Donors and small NGO partners obviously have a role to play in helping offset this tendency (which is not always 100% healthy), but, as I have remarked before, there seems to me to be an inherent contradiction in the calls both for bigger/better M&E and nimbler project implementation in an attempt to mimic the rapid success of internet-era start-ups.
The contradiction becomes more apparent when one realises that while business may regularly monitor all manner of variables that are relevant to their business (e.g. page hits as well as sales), they always have an instant answer when you ask about their ‘impact’: it’s the size of their profits. No construction of the counter-factual required there!
I also suspect that few aid beneficiaries care much about what any impact evaluation may or may not say so long as they are getting good results out of the project itself. Thus it becomes clear that much M&E, and certainly impact evaluations, are essentially a top-down imposition by donors understandably keen to know the results of their funding, and at odds with the bottom up approach many people in development advocate.
So the real question is: does the donor and wider-development community get value for money from the impact evaluations they demand? This is a question that Prichett et al. raise several times. The answer seems to be related to the challenge of scaling up, a relentless pressure in a lot of conservation and development work that I have repeatedly queried (e.g. see here and here.) I.e. impact evaluation and Prichett et al.’s experiential learning is all about learning how to move from a successful pilot to national programmes and similar projects in other countries.
Here I return to the internet start-up analogy. Did Google get where it is as a result of an impact evaluation? No it grew organically! If you want more bottom up development, which this blogger does, maybe the solution is less evaluation and more of a market-based approach in which successful implementers are simply invited to replicate their successes along the lines that I suggested yesterday?

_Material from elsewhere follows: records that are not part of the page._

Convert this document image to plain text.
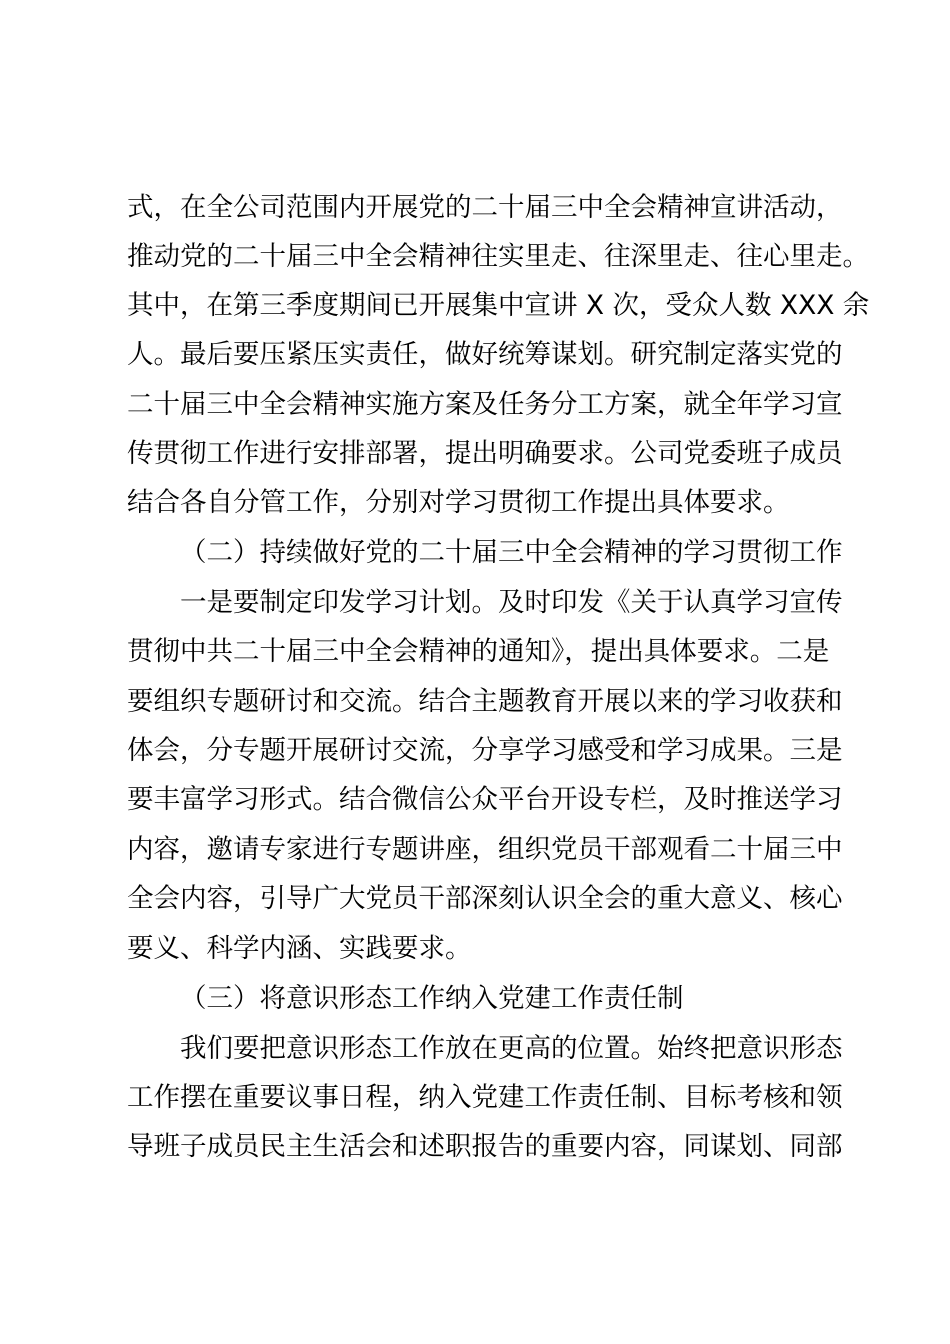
式，在全公司范围内开展党的二十届三中全会精神宣讲活动，
推动党的二十届三中全会精神往实里走、往深里走、往心里走。
其中，在第三季度期间已开展集中宣讲 X 次，受众人数 XXX 余
人。最后要压紧压实责任，做好统筹谋划。研究制定落实党的
二十届三中全会精神实施方案及任务分工方案，就全年学习宣
传贯彻工作进行安排部署，提出明确要求。公司党委班子成员
结合各自分管工作，分别对学习贯彻工作提出具体要求。
（二）持续做好党的二十届三中全会精神的学习贯彻工作
一是要制定印发学习计划。及时印发《关于认真学习宣传
贯彻中共二十届三中全会精神的通知》，提出具体要求。二是
要组织专题研讨和交流。结合主题教育开展以来的学习收获和
体会，分专题开展研讨交流，分享学习感受和学习成果。三是
要丰富学习形式。结合微信公众平台开设专栏，及时推送学习
内容，邀请专家进行专题讲座，组织党员干部观看二十届三中
全会内容，引导广大党员干部深刻认识全会的重大意义、核心
要义、科学内涵、实践要求。
（三）将意识形态工作纳入党建工作责任制
我们要把意识形态工作放在更高的位置。始终把意识形态
工作摆在重要议事日程，纳入党建工作责任制、目标考核和领
导班子成员民主生活会和述职报告的重要内容，同谋划、同部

Now before I chuck the whole M&E set overboard, a few basic points need to be made in return. Firstly, and most obviously, claiming ‘success’ is easy when all you need to do is check your bank balance. Determining which pilot projects are successful is not always so straightforward – although not always as difficult as might be supposed – and essentially requires some kind of impact evaluation. Indeed the converse problem often arises of a new fad rapidly gaining popularity far faster than evidence of its efficacy: the micro-lending boom comes to mind. And as those classic RCTs around improving educational attainment in Kenya show, sometimes it’s not so much about what is successful, but what gives the most success for your money. Indeed, Pritchett et al. lament the demise of project ‘valuation’ and computation of value-for-money metrics by large development agencies.
I conclude that idealists who want all their development to be 100% bottom up are living in cloud cuckoo land. Even if we dismantled the whole international aid industry, governments still regularly engage in this sort of thing within their own countries, often under pressure from their own electorates. So if the people want development aid then the paymasters are going to need to some evidence on which to base their decisions. Most of all, what this humble blogger would really like to see, is donors actually paying attention to these things, instead of continuing to commit large chunks of funding to projects and programmes they know are doomed. Better to over-fund something that has a decent chance of success than flush your money down the plughole of the utterly unfeasible.
Are donors getting value for money from the impact evaluations they demand? Only if they act on the results!